Accommodation at Mornington Wilderness Camp
|There are ten safari-style tents, which are ideal for those not inclined towards roughing it. Each is spacious and well furnished with a large double bed, ensuite bathroom, bench space and drawers for the luggage, a fan, bedside tables and lamps, as well as plump pillows and cosy doonas that keep you warm on those cold desert mornings. Blissfully, these tents hardly qualify as camping.
Raised above the rushes of Annie's Creek on wooden decking, the tents are designed to maximise air flow and keep the temperatures down. They also provide an intensely close view of nature. If you sit still for long enough, you are sure to see countless varieties of birds, lizards, and even the odd fresh water crocodile splashing about in the water below.
This window into the wilderness is the selling point of the property. Owned by the not for profit Australian Wildlife Conservancy with the aim of preserving some of the threatened local wildlife, Mornington Wilderness Camp is part of a 312,000 hectare wildlife sanctuary.
2 Night stay is recommended to see the very minimum at Mornington Wilderness Camp - longer stays are highly recommended. Breakfast, lunch and dinner are included in the accommodation package.

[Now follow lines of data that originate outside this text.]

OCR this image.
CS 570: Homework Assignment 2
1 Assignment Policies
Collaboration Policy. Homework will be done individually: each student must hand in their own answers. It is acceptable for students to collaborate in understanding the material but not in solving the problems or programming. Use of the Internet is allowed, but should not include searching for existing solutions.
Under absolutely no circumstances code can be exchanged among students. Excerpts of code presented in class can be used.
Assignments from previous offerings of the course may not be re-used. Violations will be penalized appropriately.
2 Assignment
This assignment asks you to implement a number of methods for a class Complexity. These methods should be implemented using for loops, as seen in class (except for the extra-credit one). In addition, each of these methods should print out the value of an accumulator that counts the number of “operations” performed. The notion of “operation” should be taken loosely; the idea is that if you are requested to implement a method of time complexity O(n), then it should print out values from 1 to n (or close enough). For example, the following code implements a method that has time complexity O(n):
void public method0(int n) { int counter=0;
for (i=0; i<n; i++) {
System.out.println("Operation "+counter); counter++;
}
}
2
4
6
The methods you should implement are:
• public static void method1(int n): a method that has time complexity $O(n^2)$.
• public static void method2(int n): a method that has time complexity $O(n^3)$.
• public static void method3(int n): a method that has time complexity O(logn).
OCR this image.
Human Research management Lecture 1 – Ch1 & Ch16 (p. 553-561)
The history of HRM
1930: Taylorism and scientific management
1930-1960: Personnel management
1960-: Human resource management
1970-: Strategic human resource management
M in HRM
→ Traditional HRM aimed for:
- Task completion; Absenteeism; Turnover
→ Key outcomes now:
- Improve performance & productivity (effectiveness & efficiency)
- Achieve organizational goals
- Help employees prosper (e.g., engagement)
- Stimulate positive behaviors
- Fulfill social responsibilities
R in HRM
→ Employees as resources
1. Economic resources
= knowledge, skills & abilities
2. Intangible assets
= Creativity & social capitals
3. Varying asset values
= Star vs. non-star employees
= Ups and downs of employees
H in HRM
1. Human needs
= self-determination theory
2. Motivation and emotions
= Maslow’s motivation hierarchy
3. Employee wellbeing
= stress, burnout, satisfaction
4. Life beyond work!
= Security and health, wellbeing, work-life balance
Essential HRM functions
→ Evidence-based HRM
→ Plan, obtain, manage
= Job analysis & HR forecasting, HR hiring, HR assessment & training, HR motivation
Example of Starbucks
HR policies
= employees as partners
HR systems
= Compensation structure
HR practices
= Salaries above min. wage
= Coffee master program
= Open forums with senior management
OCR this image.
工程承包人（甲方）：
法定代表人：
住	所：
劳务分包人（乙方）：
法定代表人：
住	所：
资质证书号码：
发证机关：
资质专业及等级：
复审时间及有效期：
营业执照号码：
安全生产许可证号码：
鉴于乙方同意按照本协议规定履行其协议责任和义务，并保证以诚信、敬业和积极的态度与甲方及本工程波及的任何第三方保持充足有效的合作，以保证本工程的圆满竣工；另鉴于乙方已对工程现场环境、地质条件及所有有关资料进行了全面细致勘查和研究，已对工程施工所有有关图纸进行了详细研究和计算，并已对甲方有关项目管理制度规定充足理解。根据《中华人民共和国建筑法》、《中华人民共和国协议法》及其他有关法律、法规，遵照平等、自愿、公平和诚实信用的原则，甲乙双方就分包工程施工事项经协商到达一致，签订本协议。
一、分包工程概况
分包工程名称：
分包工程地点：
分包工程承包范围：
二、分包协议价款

The gorges are some of the most spectacular to be found in the area. Visitors will find stunning scenic lookouts at Sir John Gorge, while canoeing is available at Dimond Gorge. Here, rugged red cliff faces tower over the cooling deep water, which is also known to be home to fresh water crocodiles - apparently the non man-eating variety.
Mornington Wilderness Camp showcases the flora and fauna of the central Kimberley region as well as highlighting the ground-breaking research and conservation projects that are operating there. Various tours are available allowing guests an insight into threatened species such as the Gouldian Finch.
The bush restaurant and bar is open from dawn until late, serving breakfast, lunch and dinner. And after a day in the dust, there's nothing better than a glass of quality West Australian red wine, a meal of tender roast beef, a full moon and some good yarns with your new friends about a day on the sanctuary.
Activities at Mornington include:
Transfers and Location
Mornington Wilderness Camp is open to visitors between May and October - weather and road conditions permitting. The road is only suitable to 4wd vehicles.
By Road: To discover Mornington Wilderness Sanctuary, travel along the Gibb River Road to the signposted turnoff. The distance to the Wilderness Camp from the following is:
• Derby - 330 kilometres (5 hours)
• Broome - 550 kilometres (7 hours)
• Kununurra - 565 kilometres (8 hours)
• Fitzroy Crossing - 385 kilometres (6 hours)
Mornington Road in - the turnoff is at Mount House, the drive in is 88 kilometres (1½ - 2 hours)
By Air: The Wilderness Camp has a 1,000m airstrip (Latitude 17.31.40S, Longitude 126.06.12E). Charter flights to Mornington are available from Broome (1hr 40min), Kununurra (1hr 20min), Fitzroy Crossing (30min) and Halls Creek (1hr). Booked in conjunction with your accommodation package.